Great. Just what I wanted to hear from my father. The same father who I couldn’t stay with overnight. It wasn’t a coincidence. Last time, he’d touched my chest. Granted, I was nine and didn’t really have one, and he was seriously drunk, but even though he slurred out, “Now honey, that was an accident, you know I’d never do anything like that to you,” I never really could believe him. Then there was my uncle’s fiftieth birthday party. My dad got so drunk he offered to sleep with his 20-something niece, and then offered to come down and sleep with my cousin and I (we were both eleven or so). He offered me an alcoholic drink and ended up passing out in the corner. I was embarrassed by my dad, and not the way most kids are. I wasn’t embarrassed because he hugged me in front of my friends, or wore stupid clothes. I was embarrassed because I was always scared he would hit on my friends, or get drunk. The latter was probably irrational – he never drinks before 9:00 at night – but the thought still scared me enough that I wouldn’t let any of my friends meet him.

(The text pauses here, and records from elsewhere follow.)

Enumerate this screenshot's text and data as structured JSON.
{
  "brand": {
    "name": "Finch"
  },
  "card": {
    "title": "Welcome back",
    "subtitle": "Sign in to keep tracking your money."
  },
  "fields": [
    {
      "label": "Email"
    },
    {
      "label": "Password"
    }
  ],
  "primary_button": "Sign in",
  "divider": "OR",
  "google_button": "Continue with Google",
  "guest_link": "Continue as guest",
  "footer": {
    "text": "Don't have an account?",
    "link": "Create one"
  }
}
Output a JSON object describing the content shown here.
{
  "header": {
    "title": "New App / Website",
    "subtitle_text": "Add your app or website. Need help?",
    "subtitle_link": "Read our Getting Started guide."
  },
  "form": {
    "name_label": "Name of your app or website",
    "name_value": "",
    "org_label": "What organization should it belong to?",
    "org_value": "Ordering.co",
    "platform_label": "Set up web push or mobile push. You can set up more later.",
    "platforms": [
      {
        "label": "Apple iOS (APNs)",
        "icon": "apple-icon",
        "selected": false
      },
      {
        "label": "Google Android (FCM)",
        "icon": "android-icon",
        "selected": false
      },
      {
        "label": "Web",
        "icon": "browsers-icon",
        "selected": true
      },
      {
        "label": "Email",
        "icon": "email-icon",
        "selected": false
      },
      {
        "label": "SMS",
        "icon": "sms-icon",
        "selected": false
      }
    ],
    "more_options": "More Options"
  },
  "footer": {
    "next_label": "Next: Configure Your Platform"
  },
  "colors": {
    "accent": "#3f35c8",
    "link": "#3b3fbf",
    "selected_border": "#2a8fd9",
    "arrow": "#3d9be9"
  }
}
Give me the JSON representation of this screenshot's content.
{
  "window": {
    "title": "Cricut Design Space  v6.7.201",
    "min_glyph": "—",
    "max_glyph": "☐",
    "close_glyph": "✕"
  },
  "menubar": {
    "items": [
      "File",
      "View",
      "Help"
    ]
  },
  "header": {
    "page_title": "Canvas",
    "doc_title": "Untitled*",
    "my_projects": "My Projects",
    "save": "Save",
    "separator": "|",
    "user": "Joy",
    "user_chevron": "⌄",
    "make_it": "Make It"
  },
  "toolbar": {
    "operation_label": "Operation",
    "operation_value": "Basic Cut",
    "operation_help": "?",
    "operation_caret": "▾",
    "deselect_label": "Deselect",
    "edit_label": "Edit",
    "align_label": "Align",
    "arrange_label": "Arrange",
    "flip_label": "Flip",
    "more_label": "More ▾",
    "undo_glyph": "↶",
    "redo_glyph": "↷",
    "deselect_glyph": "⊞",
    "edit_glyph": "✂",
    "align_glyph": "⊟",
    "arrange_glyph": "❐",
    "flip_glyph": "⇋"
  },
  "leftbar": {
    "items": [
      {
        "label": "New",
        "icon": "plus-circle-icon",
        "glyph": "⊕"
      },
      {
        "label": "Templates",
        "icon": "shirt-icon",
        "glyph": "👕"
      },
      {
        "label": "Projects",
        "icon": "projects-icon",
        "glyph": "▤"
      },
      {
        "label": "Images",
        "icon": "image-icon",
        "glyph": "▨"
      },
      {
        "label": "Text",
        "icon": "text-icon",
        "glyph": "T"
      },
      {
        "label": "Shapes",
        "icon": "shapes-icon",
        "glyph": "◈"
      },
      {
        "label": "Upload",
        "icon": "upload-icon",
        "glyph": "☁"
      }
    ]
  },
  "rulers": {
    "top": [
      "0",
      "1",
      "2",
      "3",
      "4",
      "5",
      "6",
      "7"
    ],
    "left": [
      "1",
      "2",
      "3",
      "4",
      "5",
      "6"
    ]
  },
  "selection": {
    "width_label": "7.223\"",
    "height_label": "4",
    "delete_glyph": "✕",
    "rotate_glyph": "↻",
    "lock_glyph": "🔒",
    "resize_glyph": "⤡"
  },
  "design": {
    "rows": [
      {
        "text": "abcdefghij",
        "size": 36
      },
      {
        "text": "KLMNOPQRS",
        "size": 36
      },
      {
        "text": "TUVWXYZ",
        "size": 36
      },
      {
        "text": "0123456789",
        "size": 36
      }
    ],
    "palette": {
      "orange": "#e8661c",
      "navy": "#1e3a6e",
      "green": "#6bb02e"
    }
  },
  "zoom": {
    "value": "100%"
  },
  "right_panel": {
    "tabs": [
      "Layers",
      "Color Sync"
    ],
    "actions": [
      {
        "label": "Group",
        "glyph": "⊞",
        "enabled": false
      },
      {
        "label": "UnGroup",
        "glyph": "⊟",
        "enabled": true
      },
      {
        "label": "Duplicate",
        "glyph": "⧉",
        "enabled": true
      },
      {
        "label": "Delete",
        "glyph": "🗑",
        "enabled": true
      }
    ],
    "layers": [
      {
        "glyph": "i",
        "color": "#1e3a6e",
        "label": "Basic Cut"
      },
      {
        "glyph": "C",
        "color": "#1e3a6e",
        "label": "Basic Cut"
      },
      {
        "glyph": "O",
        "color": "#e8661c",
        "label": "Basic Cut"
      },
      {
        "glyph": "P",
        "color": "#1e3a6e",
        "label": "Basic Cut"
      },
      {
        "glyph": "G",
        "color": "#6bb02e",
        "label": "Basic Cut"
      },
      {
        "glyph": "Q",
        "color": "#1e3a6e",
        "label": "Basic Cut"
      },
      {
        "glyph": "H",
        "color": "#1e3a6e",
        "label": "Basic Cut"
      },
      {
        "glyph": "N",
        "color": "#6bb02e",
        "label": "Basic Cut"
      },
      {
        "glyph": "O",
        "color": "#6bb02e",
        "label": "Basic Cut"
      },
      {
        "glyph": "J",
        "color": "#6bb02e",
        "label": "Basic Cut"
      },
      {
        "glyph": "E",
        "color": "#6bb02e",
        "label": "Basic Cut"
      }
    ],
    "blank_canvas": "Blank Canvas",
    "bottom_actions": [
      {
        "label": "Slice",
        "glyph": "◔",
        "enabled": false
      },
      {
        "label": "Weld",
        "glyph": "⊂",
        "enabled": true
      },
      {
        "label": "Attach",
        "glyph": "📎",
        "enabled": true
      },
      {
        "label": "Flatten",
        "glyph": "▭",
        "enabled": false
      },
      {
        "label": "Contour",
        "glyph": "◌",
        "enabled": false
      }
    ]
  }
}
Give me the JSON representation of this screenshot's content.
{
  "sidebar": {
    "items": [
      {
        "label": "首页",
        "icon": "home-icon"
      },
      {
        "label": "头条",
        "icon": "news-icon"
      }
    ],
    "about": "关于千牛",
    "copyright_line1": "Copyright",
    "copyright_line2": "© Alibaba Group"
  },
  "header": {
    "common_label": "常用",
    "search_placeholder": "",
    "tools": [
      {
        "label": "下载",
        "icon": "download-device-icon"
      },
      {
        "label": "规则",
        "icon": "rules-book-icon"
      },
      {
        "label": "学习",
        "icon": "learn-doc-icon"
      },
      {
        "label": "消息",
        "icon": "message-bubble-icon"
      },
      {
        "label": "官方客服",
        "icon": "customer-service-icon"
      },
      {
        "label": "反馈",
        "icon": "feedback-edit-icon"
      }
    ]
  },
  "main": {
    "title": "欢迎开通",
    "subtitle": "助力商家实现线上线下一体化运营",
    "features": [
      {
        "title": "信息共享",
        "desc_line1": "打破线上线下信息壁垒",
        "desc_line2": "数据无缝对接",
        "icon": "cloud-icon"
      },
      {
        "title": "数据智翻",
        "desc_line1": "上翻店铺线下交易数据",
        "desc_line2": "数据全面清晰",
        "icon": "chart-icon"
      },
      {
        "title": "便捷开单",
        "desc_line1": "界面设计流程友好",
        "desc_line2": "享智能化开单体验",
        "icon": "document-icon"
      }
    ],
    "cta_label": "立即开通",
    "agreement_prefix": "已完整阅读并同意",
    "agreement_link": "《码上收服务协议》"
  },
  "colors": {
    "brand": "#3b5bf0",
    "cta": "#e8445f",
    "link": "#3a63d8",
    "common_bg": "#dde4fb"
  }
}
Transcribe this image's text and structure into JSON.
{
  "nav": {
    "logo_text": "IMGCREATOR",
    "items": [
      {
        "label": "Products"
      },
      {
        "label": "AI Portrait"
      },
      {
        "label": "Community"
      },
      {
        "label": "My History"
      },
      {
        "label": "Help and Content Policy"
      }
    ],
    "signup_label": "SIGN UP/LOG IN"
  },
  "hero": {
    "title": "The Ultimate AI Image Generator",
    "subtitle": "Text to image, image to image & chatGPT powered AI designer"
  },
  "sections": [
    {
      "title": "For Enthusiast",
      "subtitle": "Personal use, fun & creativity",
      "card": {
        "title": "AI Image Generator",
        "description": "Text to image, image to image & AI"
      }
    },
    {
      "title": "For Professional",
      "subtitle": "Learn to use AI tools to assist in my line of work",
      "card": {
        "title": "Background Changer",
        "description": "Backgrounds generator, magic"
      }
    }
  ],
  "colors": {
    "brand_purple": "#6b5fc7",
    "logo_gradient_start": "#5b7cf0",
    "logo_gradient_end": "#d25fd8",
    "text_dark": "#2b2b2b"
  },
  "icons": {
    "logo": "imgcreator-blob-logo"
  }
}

Yeah, it had been a weird moment. But here I was, enjoying myself with the same guy. Well, the same body. He really is like two different guys. Sometimes, he’s the alcoholic – creepy, annoying, disgusting. I would cross the street if I saw him coming and didn’t know who he was. But sometimes, he was his old self, the self I never met, the self that died with his fiancĂ©e before I was born. The self that sang and drove race cars and jumped out of planes. That’s the one I loved, even in the small glimpses I got of him. That one is the soul. That’s the one I love.
I probably should have said something. Told him how much he made me uncomfortable, told him that I missed the real him when he was like that.
But instead, I spent a nice day with him waiting for my brother (who finally did pass his test, after two tries), and went home. And that night, I listened to his records, and tried to connect with the dad I loved.